Dans d’autres branches, c’est le risque juridique qui inquiète. L’ANI de novembre 2020 a ainsi supprimé et remplacé deux paragraphes de celui de 2005 (les points 2 et 3), mais sans pousser le toilettage jusqu’au bout et suscitant dès lors des situations potentiellement paradoxales… et problématiques pour les employeurs. « En cas de situation exceptionnelle, l’employeur conserve le droit de décréter le télétravail pour tous ses salariés. Sauf que dans le même temps, l’accord conserve le principe du double volontariat (salarié et employeur)… tout en précisant, ce qui d’ailleurs est la loi, qu’un salarié réticent ne peut être licencié pour refus du télétravail ! Que se passe-t-il si le cas se présente ? », se demande Joseph Tayefeh, délégué général de Plastalliance, une fédération de la plasturgie.
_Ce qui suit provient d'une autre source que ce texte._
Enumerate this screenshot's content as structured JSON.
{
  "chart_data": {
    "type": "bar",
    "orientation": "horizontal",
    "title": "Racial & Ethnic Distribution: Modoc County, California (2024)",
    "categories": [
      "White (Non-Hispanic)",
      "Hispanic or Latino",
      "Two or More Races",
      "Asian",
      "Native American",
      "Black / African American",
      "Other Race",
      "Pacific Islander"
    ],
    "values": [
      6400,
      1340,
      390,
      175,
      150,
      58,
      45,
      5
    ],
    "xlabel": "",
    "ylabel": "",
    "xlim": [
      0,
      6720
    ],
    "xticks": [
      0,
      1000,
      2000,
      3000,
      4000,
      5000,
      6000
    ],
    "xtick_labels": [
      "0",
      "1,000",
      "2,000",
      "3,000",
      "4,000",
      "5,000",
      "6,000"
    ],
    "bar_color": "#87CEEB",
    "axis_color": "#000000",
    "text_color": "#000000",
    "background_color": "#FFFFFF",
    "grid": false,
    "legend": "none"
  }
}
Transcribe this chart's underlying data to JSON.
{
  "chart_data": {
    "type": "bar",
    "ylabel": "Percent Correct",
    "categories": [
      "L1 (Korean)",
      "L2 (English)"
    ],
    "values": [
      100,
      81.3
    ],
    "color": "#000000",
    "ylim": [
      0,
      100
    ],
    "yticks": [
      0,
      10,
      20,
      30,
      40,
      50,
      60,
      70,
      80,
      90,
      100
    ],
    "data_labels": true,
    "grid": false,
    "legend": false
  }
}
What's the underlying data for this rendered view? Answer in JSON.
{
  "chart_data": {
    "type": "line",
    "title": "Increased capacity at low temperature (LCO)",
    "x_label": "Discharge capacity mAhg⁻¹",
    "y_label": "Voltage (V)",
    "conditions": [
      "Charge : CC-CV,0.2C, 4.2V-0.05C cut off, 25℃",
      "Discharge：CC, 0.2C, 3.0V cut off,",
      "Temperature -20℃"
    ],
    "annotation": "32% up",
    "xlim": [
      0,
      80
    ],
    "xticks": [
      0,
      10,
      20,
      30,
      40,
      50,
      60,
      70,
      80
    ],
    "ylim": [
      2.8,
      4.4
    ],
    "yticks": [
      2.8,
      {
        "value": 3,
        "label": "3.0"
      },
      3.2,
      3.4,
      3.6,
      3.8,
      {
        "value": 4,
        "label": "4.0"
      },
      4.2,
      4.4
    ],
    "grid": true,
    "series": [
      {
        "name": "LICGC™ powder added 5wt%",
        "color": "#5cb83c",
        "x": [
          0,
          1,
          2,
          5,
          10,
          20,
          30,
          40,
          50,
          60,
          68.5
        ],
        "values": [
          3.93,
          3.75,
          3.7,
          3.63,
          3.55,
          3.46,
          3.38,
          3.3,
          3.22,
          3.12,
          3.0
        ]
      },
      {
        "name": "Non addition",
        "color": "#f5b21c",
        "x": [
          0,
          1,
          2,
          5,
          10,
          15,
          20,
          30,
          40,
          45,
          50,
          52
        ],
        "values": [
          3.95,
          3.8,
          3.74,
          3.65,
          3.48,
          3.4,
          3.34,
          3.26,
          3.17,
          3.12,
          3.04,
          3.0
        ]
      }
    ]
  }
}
Autres interrogations concernant l’obligation pour l’employeur de préserver la santé physique et psychique de ses salariés en travail à distance. « Cette obligation s’étend-elle aux cas des accidents et risques de la vie quotidienne lorsque l’activité est totalement effectuée à distance ? », questionne Frédéric Guzy. Bref : à cette heure, des clarifications sont encore attendues.